Kate Shackletons erster Fall
Bellis-Perennisvor 3 Monaten

Kate Shackleton hat ein, aus der Not geborenes Hobby: Sie forscht nach vermissten Soldaten des Ersten Weltkriegs, ist sie ja selbst betroffen. Ihr Mann gilt als vermisst und so fragt sie hartnäckig bei allen möglichen Behörden nach dessen Verbleib. Daraus ist ein semi-professionelles Detektivbüro geworden. 

Nun wird sie von Tabitha „Tabby“ Braithwaite, einer Freundin und ehemaligen Kollegin im VAD gebeten, deren seit rund 6 Jahren verschwundenen Vater zu suchen. Die Zeit drängt, weil Tabbys Hochzeitstermin feststeht. Die Ermittlungen führen Kate nach Bridgestead in Yorkshire, einem kleinen Dorf, der 1920er Jahre. Dort lebte und leitete der Vermisste eine Weberei. Je mehr Kate über dessen Verschwinden herausfindet, desto mysteriöser und verworrener wird die ganze Angelegenheit. Ist Tabbys Vater wirklich tot? Oder hat er sich aus dem Staub gemacht, um mit seiner Zweitfamilie ein neues Leben zu beginnen? Dann sterben plötzlich zwei Menschen, deren Informationen Kates Ermittlungen gewaltig weiterbringen. Das kann doch kein Zufall sein!  

Meine Meinung: 

Mir hat dieser Krimi sehr gut gefallen. Er ist weder blutig noch reißerisch, dafür spiegelt er das Leben einer Fabrikantenfamilie wieder.

Kate Shackleton ist eine sympathische, toughe Figur, die sich nicht ins Bockshorn jagen lässt. Auch ihr Assistent Syke wird gesetzt und bodenständig. Er hat das Gespür für die Arbeiter aus der Weberei und erhält bei einem Pint zahlreiche Informationen. Die Autorin „verbraucht“ eine Menge „Personal“ in ihrem Krimi. Nicht alle erscheinen, um zu bleiben. 

Der Beginn ist ein wenig zäh. Den hätte ich mir ein wenig lebendiger gewünscht.  

Gut gefallen haben mir die Rückblenden auf die Schlachtfelder des Ersten Weltkrieges und die Arbeit von Kate und Tabby als VAD-Krankenschwestern. Nebenbei erfahren wir von den gesellschaftlichen Verpflichtungen der britischen Oberschicht. 
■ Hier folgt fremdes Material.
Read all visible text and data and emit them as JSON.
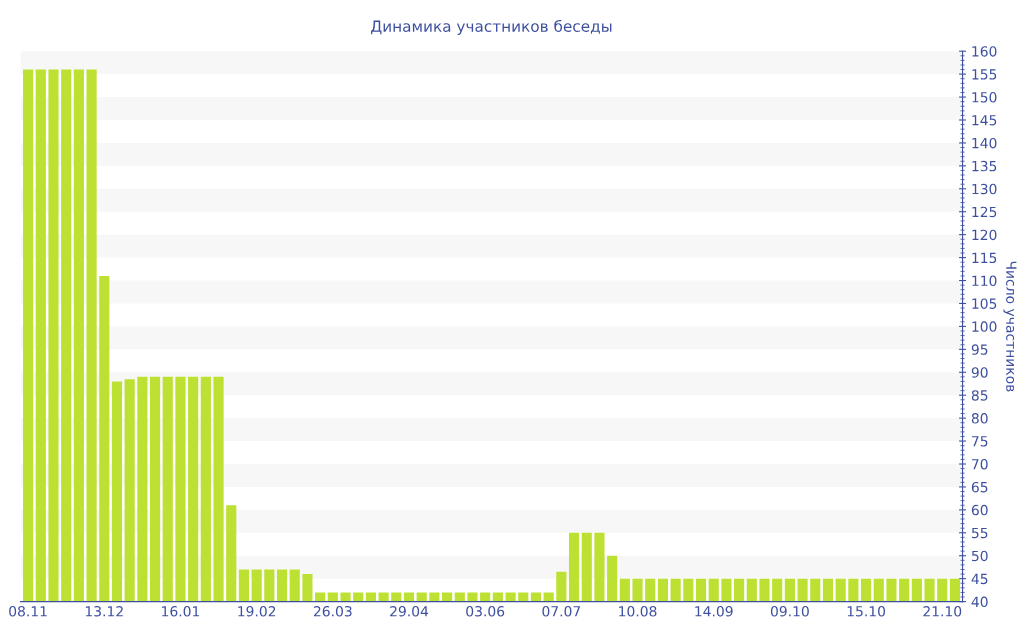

Ein Highlight für mich sind die aus der Weberei-Branche entnommenen Kapitelüberschriften. Die machen den Krimi so richtig authentisch.

Fazit:

„Mord nach Strich und Faden“ ist ein gemütlicher Krimi, der sich gut lesen lässt und einen interessanten Einblick in die Welt der Tucherzeugung gibt. Gerne gebe ich 4 Sterne.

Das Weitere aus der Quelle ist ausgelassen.